Monday, January 11, 2016

The Revenant

From an unlikely true to life account, a member of a trapping party (Leonardo DiCaprio) in the uncharted west finds himself separated from his group and alone in a grizzly den where he is unsparingly attacked by the mother. He is then betrayed by a member of his camp (Tom Hardy) who, after bamboozling the other explorers, steals his rifle, slays his son, and leaves him near death in an unforgiving wilderness. The Revenant is ambitious, magnificent, ferocious and astounding filmmaking that seeks to add another revisionary chapter to the Western. Alejandro Gonzalez Inarritu is a director who can often come off as highfalutin and pretentious but always aims big and here, with transcendent, Malick-like cinematography, deftly hits his mark.

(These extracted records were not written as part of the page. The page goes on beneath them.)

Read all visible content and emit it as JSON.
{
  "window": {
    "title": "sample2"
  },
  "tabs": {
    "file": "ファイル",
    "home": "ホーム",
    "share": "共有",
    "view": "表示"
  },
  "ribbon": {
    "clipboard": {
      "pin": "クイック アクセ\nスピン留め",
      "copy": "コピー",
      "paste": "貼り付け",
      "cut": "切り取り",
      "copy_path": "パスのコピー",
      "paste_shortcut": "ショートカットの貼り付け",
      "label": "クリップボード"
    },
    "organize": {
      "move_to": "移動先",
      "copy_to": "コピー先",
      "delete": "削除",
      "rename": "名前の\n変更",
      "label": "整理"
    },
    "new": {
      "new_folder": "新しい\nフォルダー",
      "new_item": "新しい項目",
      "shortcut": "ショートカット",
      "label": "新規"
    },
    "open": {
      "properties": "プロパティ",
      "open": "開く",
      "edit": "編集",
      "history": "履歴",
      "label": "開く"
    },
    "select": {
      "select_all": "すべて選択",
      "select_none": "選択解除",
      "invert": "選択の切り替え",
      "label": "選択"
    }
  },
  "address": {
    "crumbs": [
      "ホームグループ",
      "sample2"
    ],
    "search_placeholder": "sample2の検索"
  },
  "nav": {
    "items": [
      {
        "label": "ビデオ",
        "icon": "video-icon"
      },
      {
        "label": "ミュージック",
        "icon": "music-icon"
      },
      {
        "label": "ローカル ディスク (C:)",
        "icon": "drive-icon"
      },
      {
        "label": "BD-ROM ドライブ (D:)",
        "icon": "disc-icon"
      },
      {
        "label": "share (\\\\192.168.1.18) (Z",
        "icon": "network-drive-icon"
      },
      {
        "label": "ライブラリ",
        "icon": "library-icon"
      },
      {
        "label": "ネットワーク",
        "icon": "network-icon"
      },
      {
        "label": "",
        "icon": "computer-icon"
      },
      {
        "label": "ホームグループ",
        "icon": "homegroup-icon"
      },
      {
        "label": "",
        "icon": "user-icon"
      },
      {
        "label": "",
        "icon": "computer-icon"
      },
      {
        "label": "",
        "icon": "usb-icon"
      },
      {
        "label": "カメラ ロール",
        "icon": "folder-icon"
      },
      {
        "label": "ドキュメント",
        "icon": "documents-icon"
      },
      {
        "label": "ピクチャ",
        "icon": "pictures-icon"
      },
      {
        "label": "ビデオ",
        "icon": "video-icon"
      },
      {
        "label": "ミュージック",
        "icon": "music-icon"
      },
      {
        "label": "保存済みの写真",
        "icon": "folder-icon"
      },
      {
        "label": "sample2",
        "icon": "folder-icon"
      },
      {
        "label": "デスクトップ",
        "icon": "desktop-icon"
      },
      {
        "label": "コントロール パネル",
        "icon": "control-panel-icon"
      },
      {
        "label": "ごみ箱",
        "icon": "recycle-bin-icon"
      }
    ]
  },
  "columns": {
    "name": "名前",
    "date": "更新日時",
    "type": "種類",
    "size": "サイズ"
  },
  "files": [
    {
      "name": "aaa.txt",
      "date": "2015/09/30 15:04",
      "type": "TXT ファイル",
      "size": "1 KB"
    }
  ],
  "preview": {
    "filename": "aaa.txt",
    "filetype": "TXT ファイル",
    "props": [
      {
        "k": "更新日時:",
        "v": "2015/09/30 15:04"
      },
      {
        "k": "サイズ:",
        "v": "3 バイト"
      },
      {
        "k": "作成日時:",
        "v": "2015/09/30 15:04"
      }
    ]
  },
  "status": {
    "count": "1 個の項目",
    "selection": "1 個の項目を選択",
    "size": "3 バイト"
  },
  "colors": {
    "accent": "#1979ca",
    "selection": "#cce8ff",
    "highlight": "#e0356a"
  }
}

Leo's performance is one of sheer will, playing a character who ran a virtual death gauntlet, and whose many recreations were purportedly performed without a double. Hardy doesn't really reveal any new tricks but puts his acute grumbling intensity to good use and Domhnall Gleeson and Will Poulter are fine in support.  My only complaint is that, for such a lengthy picture, some of the wind comes out of the film's sails in its middle section and ambiguous cliches of modern violent epics seem to take its place.
*** 1/2 out of ****
side rant: i feel like there is something troubling with a certain faction dismissing this movie as a grandiose masculine fantasy when that same camp will likely cheer along with the cruel sadism and wanton senselessness of The Hateful Eight.